Nel novembre 2021 l'Italia ha messo in salvo la cittadina afghana Sharbat Gula, nota come la "ragazza dagli occhi verdi"; come da nota diretta di Palazzo Chigi: la presidenza del Consiglio "ne ha propiziato e organizzato il trasferimento in Italia, nel più ampio contesto del programma di evacuazione dei cittadini afghani e del piano del governo per la loro accoglienza e integrazione".
Nel 2017, la città di Bruxelles gli ha dedicato una mostra retrospettiva con oltre 200 tra i suoi più celebri scatti, dal periodo afghano ai giorni nostri, riprodotti in grandi dimensioni ed esposte nel salone del Palais de la Bourse, e varie video-installazioni con interviste da lui rilasciate nel corso degli anni[16].
Una fra le più importanti mostre tematiche del fotografo statunitense è stata la mostra Animals a Museo delle culture (MUDEC) di Milano.
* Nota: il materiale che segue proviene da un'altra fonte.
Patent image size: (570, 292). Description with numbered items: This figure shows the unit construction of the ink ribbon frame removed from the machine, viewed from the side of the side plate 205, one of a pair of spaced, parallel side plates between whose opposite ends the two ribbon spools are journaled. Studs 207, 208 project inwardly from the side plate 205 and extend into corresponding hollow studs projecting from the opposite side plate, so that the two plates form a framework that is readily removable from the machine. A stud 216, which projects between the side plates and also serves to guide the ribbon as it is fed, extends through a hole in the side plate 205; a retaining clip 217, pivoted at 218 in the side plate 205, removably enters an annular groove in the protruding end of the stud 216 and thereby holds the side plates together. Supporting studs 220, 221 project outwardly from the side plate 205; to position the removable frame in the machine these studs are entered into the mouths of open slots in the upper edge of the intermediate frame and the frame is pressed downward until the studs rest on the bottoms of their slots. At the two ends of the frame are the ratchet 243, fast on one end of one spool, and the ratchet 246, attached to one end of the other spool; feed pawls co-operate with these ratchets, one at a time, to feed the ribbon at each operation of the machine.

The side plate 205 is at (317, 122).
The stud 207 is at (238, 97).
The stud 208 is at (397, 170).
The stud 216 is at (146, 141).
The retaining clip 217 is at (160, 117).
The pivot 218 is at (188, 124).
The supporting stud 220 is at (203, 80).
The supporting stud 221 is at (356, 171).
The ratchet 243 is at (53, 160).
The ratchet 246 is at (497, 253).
Tenutasi nel «nuovo spazio espositivo del Museo delle Culture dedicato alla fotografia d’autore»[17] inaugurato nel 2018, il "Mudec Photo", il fotografo ha esposto 60 foto di animali, diverse di queste realizzate per denunciare «il disastroso impatto ambientale e faunistico» in alcuni luoghi di conflitto del mondo[17].
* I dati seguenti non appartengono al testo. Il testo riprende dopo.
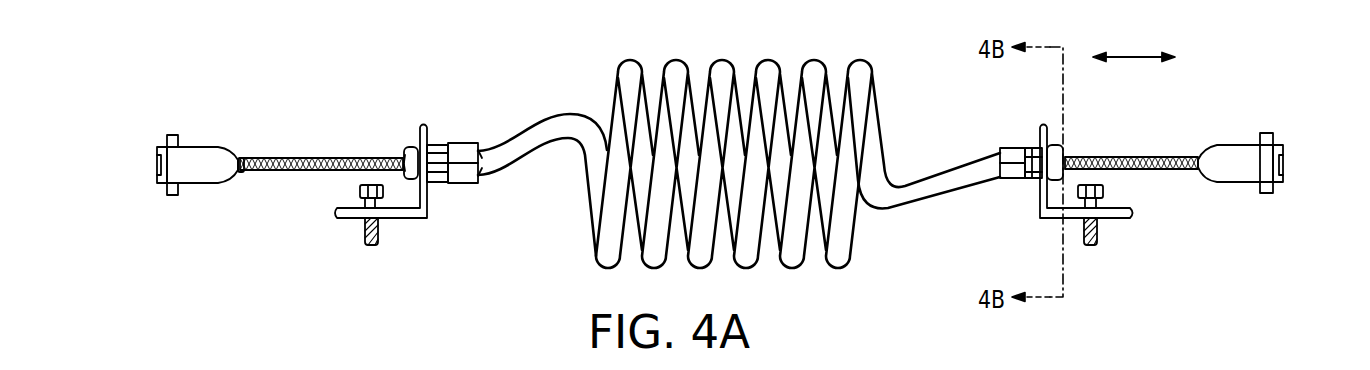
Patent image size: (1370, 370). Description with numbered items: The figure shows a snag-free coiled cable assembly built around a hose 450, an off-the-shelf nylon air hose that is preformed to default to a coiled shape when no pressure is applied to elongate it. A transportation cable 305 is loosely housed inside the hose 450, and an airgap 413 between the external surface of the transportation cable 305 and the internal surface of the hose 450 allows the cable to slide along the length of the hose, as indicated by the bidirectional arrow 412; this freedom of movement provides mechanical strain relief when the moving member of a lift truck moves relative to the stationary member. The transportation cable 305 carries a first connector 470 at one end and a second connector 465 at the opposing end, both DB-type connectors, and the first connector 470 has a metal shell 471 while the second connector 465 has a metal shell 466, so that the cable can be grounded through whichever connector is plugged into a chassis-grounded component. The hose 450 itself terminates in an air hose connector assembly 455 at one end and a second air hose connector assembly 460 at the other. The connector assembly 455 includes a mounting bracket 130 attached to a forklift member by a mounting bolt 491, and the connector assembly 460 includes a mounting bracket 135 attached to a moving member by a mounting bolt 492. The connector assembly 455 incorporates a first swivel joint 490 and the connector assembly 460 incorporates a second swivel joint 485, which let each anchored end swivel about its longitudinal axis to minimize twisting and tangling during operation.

The mounting bracket 130 is at (408, 220).
The mounting bracket 135 is at (1125, 220).
The transportation cable 305 is at (298, 140).
The bidirectional arrow 412 is at (1140, 53).
The airgap 413 is at (1082, 154).
The hose 450 is at (860, 58).
The air hose connector assembly 455 is at (459, 144).
The second air hose connector assembly 460 is at (1031, 157).
The second connector 465 is at (1240, 156).
The metal shell 466 is at (1250, 182).
The first connector 470 is at (227, 163).
The metal shell 471 is at (198, 183).
The second swivel joint 485 is at (1027, 180).
The first swivel joint 490 is at (443, 186).
The mounting bolt 491 is at (360, 192).
The mounting bolt 492 is at (1105, 192).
Nel 2019-2020, di nuovo a Forlì, si tiene la prima esposizione mondiale della mostra Cibo, per riflettere sul valore del cibo, sui suoi aspetti culturali, ma anche sull'uso e sullo spreco che se ne fa. La mostra comprende cinque sezioni: il ciclo della vita del cibo, il pane come alimento primario, la produzione, la trasformazione e la condivisione del cibo[18].
Kodachrome
Anche se McCurry fotografa sia in digitale che in pellicola, ha ammesso la sua preferenza per quest'ultima. Eastman Kodak concesse a McCurry l'onore di utilizzare l'ultimo rullino di pellicola Kodachrome, che è stato sviluppato nel luglio 2010 da Dwayne's Photo (nella città di Parsons in Kansas) e che sarà ospitata presso la George Eastman House. La maggior parte delle foto, escludendo alcuni duplicati, sono state pubblicate su internet dalla rivista Vanity Fair[19].
"Ho fotografato per 30 anni e ho centinaia di migliaia di immagini su Kodachrome nel mio archivio. Sto cercando di scattare 36 foto che agiscano come una sorta di conclusione, per celebrare la scomparsa di Kodachrome. È stata una pellicola meravigliosa."[20]